These marshland regions host an astronomically large population of both insects and detritivores (feeders upon dead material). These animals are able to sustain a vast and rich food chain of wading birds, amphibians, and small aquatic predators because of their constant food source from dead plants. The reeds effectively shield the marshland species from any predators that have to make their way through the swamp-lands, allowing for incredibly concentrated breeding within these regions.
Blackwater and Channel Fauna (Benthic and Pelagic Species)
The highly acidic peat bogs and the blackwater, tannin-stained channels host their own, almost alien, ecosystem. Light cannot pierce even a few inches into blackwater, and consequently most of the animal inhabitants are functionally blind.
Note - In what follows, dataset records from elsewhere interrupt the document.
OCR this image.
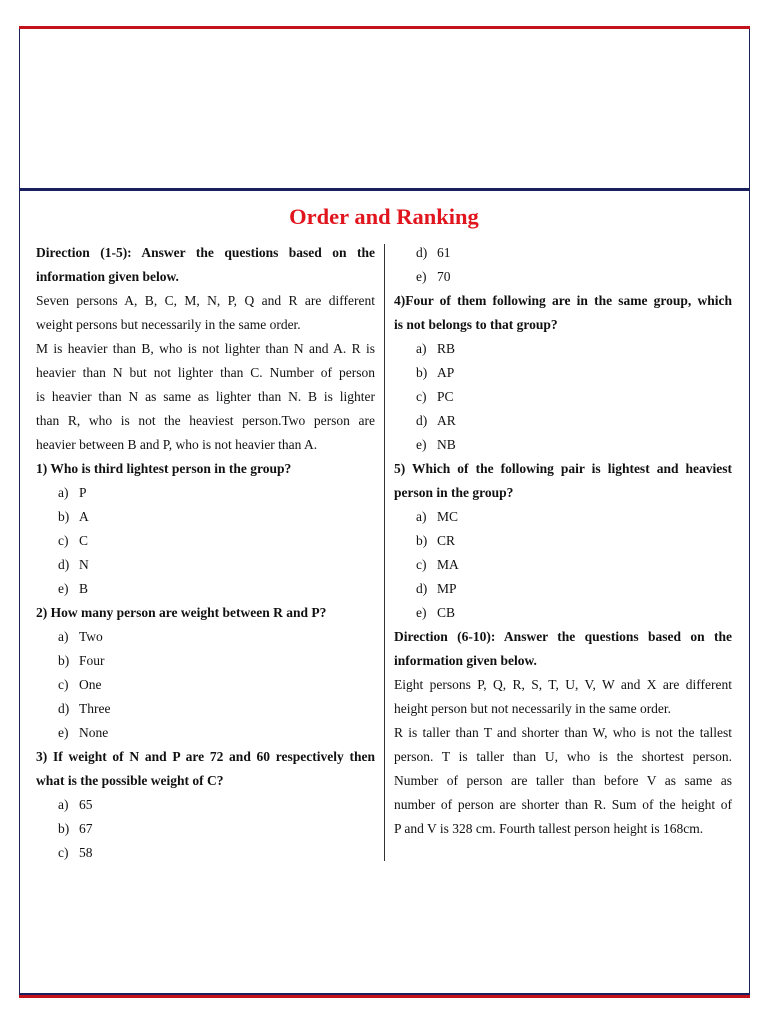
Order and Ranking
Direction (1-5): Answer the questions based on the
information given below.
Seven persons A, B, C, M, N, P, Q and R are different
weight persons but necessarily in the same order.
M is heavier than B, who is not lighter than N and A. R is
heavier than N but not lighter than C. Number of person
is heavier than N as same as lighter than N. B is lighter
than R, who is not the heaviest person.Two person are
heavier between B and P, who is not heavier than A.
1) Who is third lightest person in the group?
a) P
b) A
c) C
d) N
e) B
2) How many person are weight between R and P?
a) Two
b) Four
c) One
d) Three
e) None
3) If weight of N and P are 72 and 60 respectively then
what is the possible weight of C?
a) 65
b) 67
c) 58
d) 61
e) 70
4)Four of them following are in the same group, which
is not belongs to that group?
a) RB
b) AP
c) PC
d) AR
e) NB
5) Which of the following pair is lightest and heaviest
person in the group?
a) MC
b) CR
c) MA
d) MP
e) CB
Direction (6-10): Answer the questions based on the
information given below.
Eight persons P, Q, R, S, T, U, V, W and X are different
height person but not necessarily in the same order.
R is taller than T and shorter than W, who is not the tallest
person. T is taller than U, who is the shortest person.
Number of person are taller than before V as same as
number of person are shorter than R. Sum of the height of
P and V is 328 cm. Fourth tallest person height is 168cm.
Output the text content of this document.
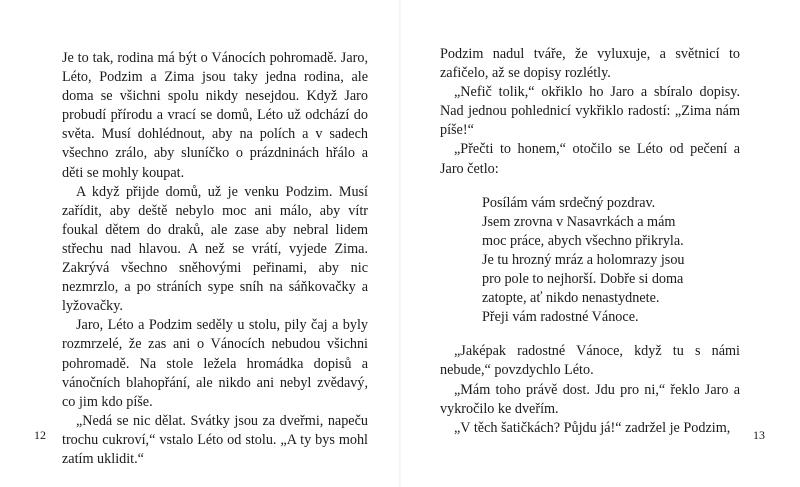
Je to tak, rodina má být o Vánocích pohromadě. Jaro, Léto, Podzim a Zima jsou taky jedna rodina, ale doma se všichni spolu nikdy nesejdou. Když Jaro probudí přírodu a vrací se domů, Léto už odchází do světa. Musí dohlédnout, aby na polích a v sadech všechno zrálo, aby sluníčko o prázdninách hřálo a děti se mohly koupat.

A když přijde domů, už je venku Podzim. Musí zařídit, aby deště nebylo moc ani málo, aby vítr foukal dětem do draků, ale zase aby nebral lidem střechu nad hlavou. A než se vrátí, vyjede Zima. Zakrývá všechno sněhovými peřinami, aby nic nezmrzlo, a po stráních sype sníh na sáňkovačky a lyžovačky.

Jaro, Léto a Podzim seděly u stolu, pily čaj a byly rozmrzelé, že zas ani o Vánocích nebudou všichni pohromadě. Na stole ležela hromádka dopisů a vánočních blahopřání, ale nikdo ani nebyl zvědavý, co jim kdo píše.

„Nedá se nic dělat. Svátky jsou za dveřmi, napeču trochu cukroví,“ vstalo Léto od stolu. „A ty bys mohl zatím uklidit.“

12

Podzim nadul tváře, že vyluxuje, a světnicí to zafičelo, až se dopisy rozlétly.

„Nefič tolik,“ okřiklo ho Jaro a sbíralo dopisy. Nad jednou pohlednicí vykřiklo radostí: „Zima nám píše!“

„Přečti to honem,“ otočilo se Léto od pečení a Jaro četlo:

Posílám vám srdečný pozdrav.
Jsem zrovna v Nasavrkách a mám
moc práce, abych všechno přikryla.
Je tu hrozný mráz a holomrazy jsou
pro pole to nejhorší. Dobře si doma
zatopte, ať nikdo nenastydnete.
Přeji vám radostné Vánoce.

„Jaképak radostné Vánoce, když tu s námi nebude,“ povzdychlo Léto.

„Mám toho právě dost. Jdu pro ni,“ řeklo Jaro a vykročilo ke dveřím.

„V těch šatičkách? Půjdu já!“ zadržel je Podzim,	13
Instead of visual capabilities, pelagic (open-water) and benthic (bottom-dwelling) species of the blackwater have all evolved extraordinary sensor apparatuses ranging from electroreception, barbels, and complex lateral lines. These adaptations are designed solely for locating prey by tracking the subtle movements that it imparts to the surrounding water.
The primary hunters within these blackwater channels are heavily armored, incredibly fast predators that move with startling bursts of acceleration. Beneath them, colossal colonies of specialized detritivores churn through the highly acidic, poorly-oxygenated muck and slowly process the incredible amounts of decaying matter that have accumulated in these deep water channels.
Behavioral Cycles (Flood Pulses and Micro-Migrations)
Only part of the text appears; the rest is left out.